The Michigan Legislature passed a package of bills that assign $195 million to help Detroit on the road to financial health. The bailout is unprecedented, but so is the city’s bankruptcy.
The largest city in America’s history to seek the federal court’s protection, Detroit’s crisis is a tragedy that took decades to create, a warning to other American cities with similar problems and a hope that as bad as things got, the Motor City still might be saved.
Gov. Rick Snyder deserves considerable credit. He has long believed Michigan’s biggest city has to be rescued, not left to die.

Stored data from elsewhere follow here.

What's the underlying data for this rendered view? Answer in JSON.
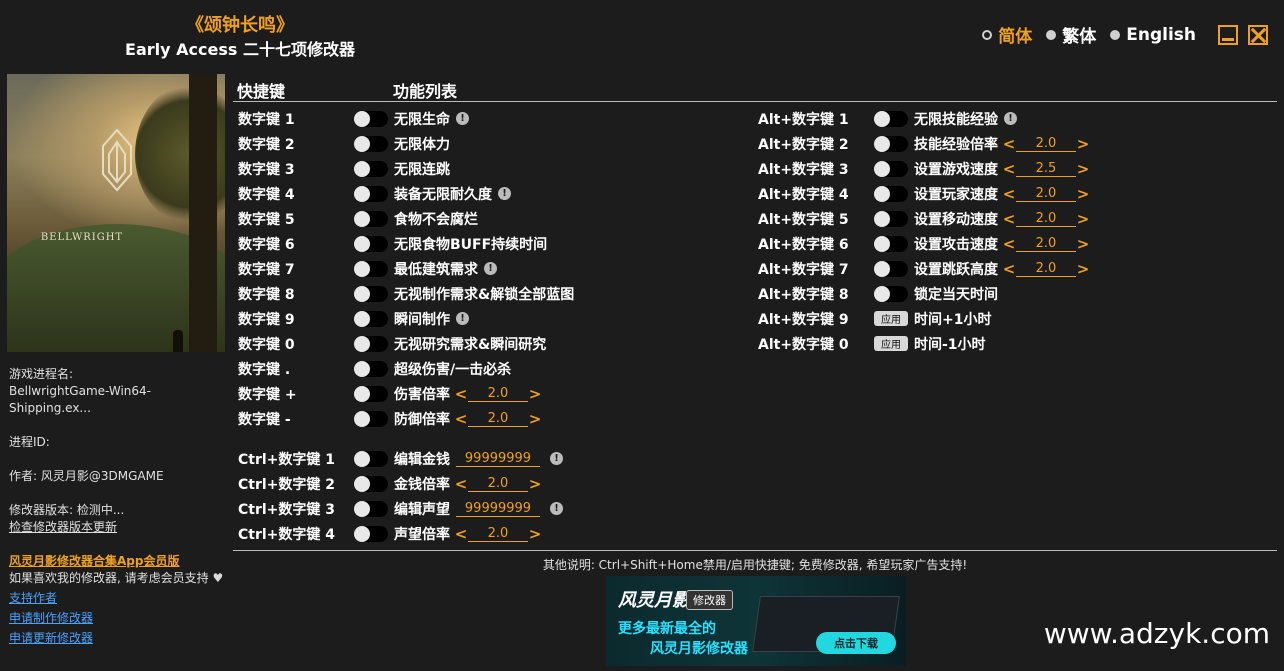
{
  "header": {
    "game_name": "《颂钟长鸣》",
    "trainer_name": "Early Access 二十七项修改器"
  },
  "languages": [
    {
      "label": "简体",
      "active": true
    },
    {
      "label": "繁体",
      "active": false
    },
    {
      "label": "English",
      "active": false
    }
  ],
  "cover": {
    "brand": "BELLWRIGHT"
  },
  "sidebar": {
    "process_name_label": "游戏进程名:",
    "process_name": "BellwrightGame-Win64-Shipping.ex...",
    "process_id_label": "进程ID:",
    "author": "作者: 风灵月影@3DMGAME",
    "version": "修改器版本: 检测中...",
    "check_update": "检查修改器版本更新",
    "promo": "风灵月影修改器合集App会员版",
    "support_text": "如果喜欢我的修改器, 请考虑会员支持",
    "heart": "♥",
    "links": [
      "支持作者",
      "申请制作修改器",
      "申请更新修改器"
    ]
  },
  "columns": {
    "hotkey": "快捷键",
    "features": "功能列表"
  },
  "left_rows": [
    {
      "key": "数字键 1",
      "label": "无限生命",
      "info": true
    },
    {
      "key": "数字键 2",
      "label": "无限体力"
    },
    {
      "key": "数字键 3",
      "label": "无限连跳"
    },
    {
      "key": "数字键 4",
      "label": "装备无限耐久度",
      "info": true
    },
    {
      "key": "数字键 5",
      "label": "食物不会腐烂"
    },
    {
      "key": "数字键 6",
      "label": "无限食物BUFF持续时间"
    },
    {
      "key": "数字键 7",
      "label": "最低建筑需求",
      "info": true
    },
    {
      "key": "数字键 8",
      "label": "无视制作需求&解锁全部蓝图"
    },
    {
      "key": "数字键 9",
      "label": "瞬间制作",
      "info": true
    },
    {
      "key": "数字键 0",
      "label": "无视研究需求&瞬间研究"
    },
    {
      "key": "数字键 .",
      "label": "超级伤害/一击必杀"
    },
    {
      "key": "数字键 +",
      "label": "伤害倍率",
      "value": "2.0"
    },
    {
      "key": "数字键 -",
      "label": "防御倍率",
      "value": "2.0"
    }
  ],
  "ctrl_rows": [
    {
      "key": "Ctrl+数字键 1",
      "label": "编辑金钱",
      "input": "99999999",
      "info": true
    },
    {
      "key": "Ctrl+数字键 2",
      "label": "金钱倍率",
      "value": "2.0"
    },
    {
      "key": "Ctrl+数字键 3",
      "label": "编辑声望",
      "input": "99999999",
      "info": true
    },
    {
      "key": "Ctrl+数字键 4",
      "label": "声望倍率",
      "value": "2.0"
    }
  ],
  "right_rows": [
    {
      "key": "Alt+数字键 1",
      "label": "无限技能经验",
      "info": true
    },
    {
      "key": "Alt+数字键 2",
      "label": "技能经验倍率",
      "value": "2.0"
    },
    {
      "key": "Alt+数字键 3",
      "label": "设置游戏速度",
      "value": "2.5"
    },
    {
      "key": "Alt+数字键 4",
      "label": "设置玩家速度",
      "value": "2.0"
    },
    {
      "key": "Alt+数字键 5",
      "label": "设置移动速度",
      "value": "2.0"
    },
    {
      "key": "Alt+数字键 6",
      "label": "设置攻击速度",
      "value": "2.0"
    },
    {
      "key": "Alt+数字键 7",
      "label": "设置跳跃高度",
      "value": "2.0"
    },
    {
      "key": "Alt+数字键 8",
      "label": "锁定当天时间"
    },
    {
      "key": "Alt+数字键 9",
      "label": "时间+1小时",
      "apply": "应用"
    },
    {
      "key": "Alt+数字键 0",
      "label": "时间-1小时",
      "apply": "应用"
    }
  ],
  "footer": {
    "note": "其他说明: Ctrl+Shift+Home禁用/启用快捷键; 免费修改器, 希望玩家广告支持!"
  },
  "banner": {
    "brand": "风灵月影",
    "tag": "修改器",
    "line1": "更多最新最全的",
    "line2": "风灵月影修改器",
    "download": "点击下载"
  },
  "watermark": "www.adzyk.com",
  "colors": {
    "accent": "#f0a020",
    "background": "#1c1c1c",
    "link": "#4aa0ff"
  }
}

Snyder understands Detroit is essential to the state’s prosperity and the bad practices that were the city’s undoing must be corrected. He assigned Emergency Manager Kevyn Orr to the failing city, a decision that ultimately and inevitably led to Detroit’s bankruptcy protection.
The bailout is the equivalent of $350 million over 20 years. It is to be combined with a $370 million pledge from charitable foundations and $100 million from the Detroit Institute of Arts and an undisclosed amount pledged by two city unions.
But the aid won’t be a matter of throwing more money at Detroit. The money comes with a nine-member oversight commission with the power to veto poor fiscal decisions for at least 13 years. The panel also will set the city’s contributions level to employees’ retirement and health care plans.
There is nothing easy about this grand bargain — and it probably would not have survived were it not for Snyder. To be sure, there were many groups and moving parts that had to come together. But they needed a leader with courage and reason. Snyder met those requirements.
The grand bargain isn’t the final word, of course. Detroit retirees still must approve a 4 percent reduction to their monthly benefits, ending civilian retirees’ cost-of-living adjustments and reducing the COLA for police and fire retirees from 2.4 percent to 1.5 percent.
Detroit retirees are voting on these sacrifices. Lansing’s help should better inform their decision.
If the retirees add their approval, the way will be paved for Detroit’s recovery.
No other American city of its size has gone through bankruptcy. If there is no guarantee Detroit will succeed; at least there is the promise.